Spark uses transformation to build a DAG(Directed Acyclic Graph) of computation that represents the sequence of steps required to compute the final result. Transformations can be categorized as either Narrow
or Wide
based on whether their dependency on input data partitions.
Narrow dependency(transformation)
A narrow transformation is a transformation that need to operate only on a single parition of input data to produce one partition of output data. These transformations do not require shuffling of data between partitions. They can be executed on a single partition without needing to exchange data with other partitions.

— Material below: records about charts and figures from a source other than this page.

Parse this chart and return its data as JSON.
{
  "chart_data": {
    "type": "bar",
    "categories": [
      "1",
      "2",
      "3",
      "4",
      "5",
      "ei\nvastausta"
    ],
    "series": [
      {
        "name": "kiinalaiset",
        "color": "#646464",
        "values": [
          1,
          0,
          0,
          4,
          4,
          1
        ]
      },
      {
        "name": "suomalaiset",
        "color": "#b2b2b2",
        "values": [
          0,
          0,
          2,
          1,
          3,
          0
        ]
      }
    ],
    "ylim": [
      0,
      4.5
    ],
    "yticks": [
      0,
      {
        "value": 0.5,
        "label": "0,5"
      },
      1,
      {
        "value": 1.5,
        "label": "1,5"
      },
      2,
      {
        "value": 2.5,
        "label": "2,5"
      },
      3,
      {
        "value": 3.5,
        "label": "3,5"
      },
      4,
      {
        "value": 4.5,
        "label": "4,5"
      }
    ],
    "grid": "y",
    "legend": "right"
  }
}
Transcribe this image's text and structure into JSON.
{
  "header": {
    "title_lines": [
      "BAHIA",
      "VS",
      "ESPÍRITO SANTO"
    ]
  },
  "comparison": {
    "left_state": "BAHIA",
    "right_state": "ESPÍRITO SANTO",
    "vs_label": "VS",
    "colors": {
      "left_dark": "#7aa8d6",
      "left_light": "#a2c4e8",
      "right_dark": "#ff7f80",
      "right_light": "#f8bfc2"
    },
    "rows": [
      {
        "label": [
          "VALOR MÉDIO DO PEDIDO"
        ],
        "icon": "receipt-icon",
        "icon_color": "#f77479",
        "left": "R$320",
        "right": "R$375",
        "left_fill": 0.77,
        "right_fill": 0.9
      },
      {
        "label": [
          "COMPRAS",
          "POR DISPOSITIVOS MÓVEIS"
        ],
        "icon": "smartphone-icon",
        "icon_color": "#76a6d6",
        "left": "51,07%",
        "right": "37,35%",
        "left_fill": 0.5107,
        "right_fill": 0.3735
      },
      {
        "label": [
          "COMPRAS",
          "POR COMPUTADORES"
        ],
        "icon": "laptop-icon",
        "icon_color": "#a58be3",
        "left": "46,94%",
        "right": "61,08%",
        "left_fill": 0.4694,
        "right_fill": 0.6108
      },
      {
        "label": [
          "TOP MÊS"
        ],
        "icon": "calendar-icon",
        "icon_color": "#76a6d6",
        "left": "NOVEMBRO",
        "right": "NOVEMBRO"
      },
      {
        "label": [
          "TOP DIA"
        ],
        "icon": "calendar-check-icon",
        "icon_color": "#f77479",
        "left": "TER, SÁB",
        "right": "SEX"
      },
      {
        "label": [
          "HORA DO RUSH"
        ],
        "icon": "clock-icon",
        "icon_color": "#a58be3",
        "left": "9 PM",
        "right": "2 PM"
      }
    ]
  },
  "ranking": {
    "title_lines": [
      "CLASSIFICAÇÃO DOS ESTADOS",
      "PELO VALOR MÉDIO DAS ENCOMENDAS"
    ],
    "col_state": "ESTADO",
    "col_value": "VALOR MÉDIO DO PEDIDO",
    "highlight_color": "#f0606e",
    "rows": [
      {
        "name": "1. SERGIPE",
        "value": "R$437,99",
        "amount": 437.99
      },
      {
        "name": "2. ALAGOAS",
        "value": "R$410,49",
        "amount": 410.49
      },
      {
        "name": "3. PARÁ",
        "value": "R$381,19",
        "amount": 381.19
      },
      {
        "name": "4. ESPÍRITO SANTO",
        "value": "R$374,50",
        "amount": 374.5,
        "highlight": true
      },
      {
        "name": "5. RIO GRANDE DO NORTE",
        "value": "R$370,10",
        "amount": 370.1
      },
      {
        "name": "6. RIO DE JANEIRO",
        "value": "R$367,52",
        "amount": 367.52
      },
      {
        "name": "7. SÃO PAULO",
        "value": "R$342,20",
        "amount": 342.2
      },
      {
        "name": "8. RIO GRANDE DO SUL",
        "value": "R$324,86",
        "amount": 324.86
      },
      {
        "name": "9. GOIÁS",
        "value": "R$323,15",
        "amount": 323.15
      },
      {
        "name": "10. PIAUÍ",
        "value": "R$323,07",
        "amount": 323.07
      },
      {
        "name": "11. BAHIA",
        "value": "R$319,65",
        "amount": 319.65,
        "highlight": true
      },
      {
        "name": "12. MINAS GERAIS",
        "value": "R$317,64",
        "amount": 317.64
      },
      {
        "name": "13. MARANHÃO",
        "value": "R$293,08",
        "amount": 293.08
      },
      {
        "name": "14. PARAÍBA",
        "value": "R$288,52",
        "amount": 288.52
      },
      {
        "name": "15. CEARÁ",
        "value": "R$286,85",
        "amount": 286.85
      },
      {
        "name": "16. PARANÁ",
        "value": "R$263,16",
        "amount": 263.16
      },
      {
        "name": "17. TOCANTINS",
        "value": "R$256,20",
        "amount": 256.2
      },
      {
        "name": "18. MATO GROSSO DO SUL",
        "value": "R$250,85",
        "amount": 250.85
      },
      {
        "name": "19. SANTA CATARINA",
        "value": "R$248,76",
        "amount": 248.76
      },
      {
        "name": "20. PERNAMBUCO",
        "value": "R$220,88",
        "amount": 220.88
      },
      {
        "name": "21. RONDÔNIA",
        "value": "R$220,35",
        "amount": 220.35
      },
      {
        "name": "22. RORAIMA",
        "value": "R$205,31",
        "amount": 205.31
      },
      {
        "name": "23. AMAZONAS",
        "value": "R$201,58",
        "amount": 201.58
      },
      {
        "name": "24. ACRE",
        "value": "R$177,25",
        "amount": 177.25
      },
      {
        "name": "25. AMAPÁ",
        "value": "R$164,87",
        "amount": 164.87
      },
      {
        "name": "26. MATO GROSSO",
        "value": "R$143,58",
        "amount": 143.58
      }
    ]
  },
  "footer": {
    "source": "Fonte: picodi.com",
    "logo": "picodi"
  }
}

Here, are some examples are narrow dependencies:
-
Map transformation: In this transformation, each input element of the parent Dataframe is transformed to a single output element of the child Dataframe. Since each output element depends on only one input element, it is a narrow dependency.
-
Filter transformation: In this transformation, each partition of the parent Dataframe is filtered based on a predicate function, resulting in a child Dataframe with only the elements that satisfy the predicate. Since each partition of the child Dataframe depends on only one partition of the parent Dataframe, it is a narrow dependency.
-
Union transformation: In this transformation, two Dataframes are combined to form a single Dataframe, with each partition of the child Dataframe depending on only one partition of each parent Dataframe. Since each partition of the child Dataframe depends on only one partition of each parent Dataframe, it is a narrow dependency.
Wide dependency(transformation)
Wide dependency transformations are those where each partition of the output DataFrame depends on multiple partitions of the input DataFrame. This means that the transformation requires shuffling data across the network, which can be resource-intensive.
Here are some examples of wide dependency transformations:
-
groupByKey() - This transformation groups the elements of a DataFrame by key, producing a new DataFrame with one row per distinct key. Since the output partitions depend on all the input partitions with matching keys, groupByKey() is a wide dependency transformation.
-
reduceByKey() - This transformation groups the elements of a DataFrame by key, and then applies a reduce function to each group to produce a new DataFrame. Since the output partitions depend on all the input partitions with matching keys, reduceByKey() is a wide dependency transformation.
A join can be wide or narrow depending on the paritioning of the input. If the input tables are already paritioned on the join key, then each parition in the output of the join depends only on a partition in the input data and it will be a narrow dependency transformation. But if the input tables are not paritined on the join key, then there is need to shuffle the data and it will be wide dependency transformaiton.